Romanian Language Technology

Wolfgang Teubert * Language Resources for Language Technology

As I stated before, the linguistic knowledge available the knowledge formulated in existing grammars and dictionaries is unsuitable for language technology tools for two reasons. First, most of it is not corpus-based; rather it reflects the individual linguist's (lexicographer's) competence based on a collection of data (citations); and, however large their collection may be, it is permeated by a bias that cannot be avoided. Second, traditional grammars and dictionaries have been devised for human users, and human users differ substantially from machines. Humans use inductive reasoning and can draw analogies easily; faculties like these are taken for granted and are reflected in the traditional arrangement and presentation of processed linguistic data. Language technology tools cannot take recourse to common sense. For language technology applications, all knowledge has to be spelled out in the form of rules, lists, and probabilities.

This task is sufficiently demanding in itself. In order to carry it out, we have to go back to the sources; and the only source for linguistic data is the corpus, the authentic and actual texts in their unannotated representation. But, anyone who has gone to the sources has also experienced the problem that when we start analyzing language as it occurs in a corpus, we gain evidence that renders existing grammars and dictionaries as very unreliable repositories of linguistic knowledge. We discover that our traditional linguistic knowledge gives us a very biased view of language, a view that has its roots in the contingency of over two thousand years of linguistic theorizing. We are so accustomed to this view that we take it for the truth, for reality, not just for an interpretation of hard data. It is true that traditional grammars and dictionaries have helped us, fairly satisfactorily, to overcome the linguistic problems we humans have to deal with. But they will not suffice for language technology applications.
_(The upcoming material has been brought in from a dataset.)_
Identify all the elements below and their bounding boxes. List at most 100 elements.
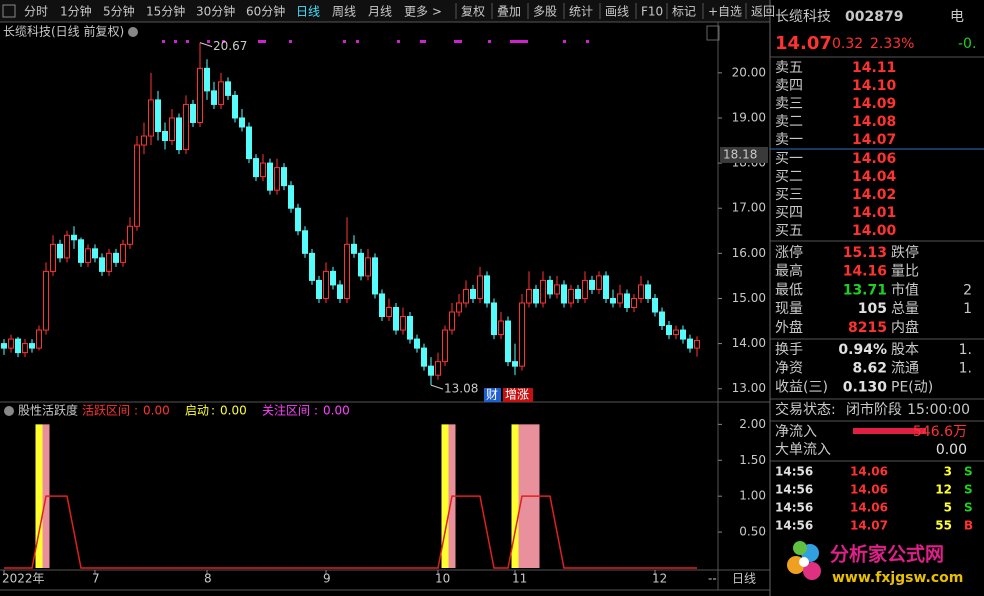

This is why, however cumbersome and expensive it may be, language has to be described in a way that will be appropriate for language engineering. In the Council of Europe corpus project the Multilingual Dictionary Experiment (project leader, John Sinclair, with participants from Croatia, England, Germany, Hungary, Italy, Sweden) it has been demonstrated that monolingual and bilingual dictionaries are of no (or only little) use when it comes to automatically translating a word from one language into another in cases where there is more than one alternative. A close analysis of the problems involved in the translation of nominalizations between German, French, and Hungarian (also corpus-based) has shown that all the descriptions available in traditional dictionaries and grammars are inadequate, incomplete, and ultimately useless [1]. To reduce the cost of a corpus-based language analysis from scratch, which is indispensable, corpus exploitation tools have to be developed which arrange the hard facts (including statistic-driven devices for context analysis) and which process them (with a great deal of human intervention for the semantic interpretation of data) into algorithmic linguistic knowledge, into rules derived from objective data rather than individual competence. Perhaps, this will result in the finding that traditional categories like noun, verb, and adjective do not, after all, reflect categories useful for NLP.

Corpora are the basic language resources. They have been used by linguists for about thirty years. We have learned that the early discussion on the representativeness of corpora led in the wrong direction. Corpora represent nothing but the texts they consist of, and certainly not a language universe. The analysis of corpora has given rise to new insights, particularly concerning the vocabulary. In the sixties, we were accustomed to think that we could define the core of general language as the intersection of special languages and that such a definition would make it possible to define a finite general language vocabulary of perhaps 50,000 to 100,000 lemmata. Today, we are much less sure about the usefulness of such constructs. Instead, we talk about balanced corpora, corpora composed according to parameters like text type (e.g., 3^rd person, present tense only), genre (e.g., romance, instruction, free asymmetrical conversation) and domain (e.g., angling, crime, stock exchange).

We know that a balanced corpus regardless of size, number of parameters, and numbers of values assigned to each parameter does not represent general language; instead, we say it can be used for a number of different purposes. It does not represent the vocabulary of general language because a general language vocabulary is not a meaningful concept. All we can say is that we aim at a corpus that is 'saturated' in terms of the vocabulary. This means that a particular chunk of our balanced corpus representing one text type, one genre, and one domain (e.g., texts in the 1st and 3rd person, past, and present tense; newspaper diary; angling) is saturated once the growth rate of the vocabulary stops decreasing and becomes constant. There is no point from which there will be no hitherto unrecorded words, but there is a point from which there will be perhaps eight new words (types) for each 10,000 additional words of text (tokens). Saturation of corpora is a fairly new concept, and no one knows yet what it leads to in terms of corpus size.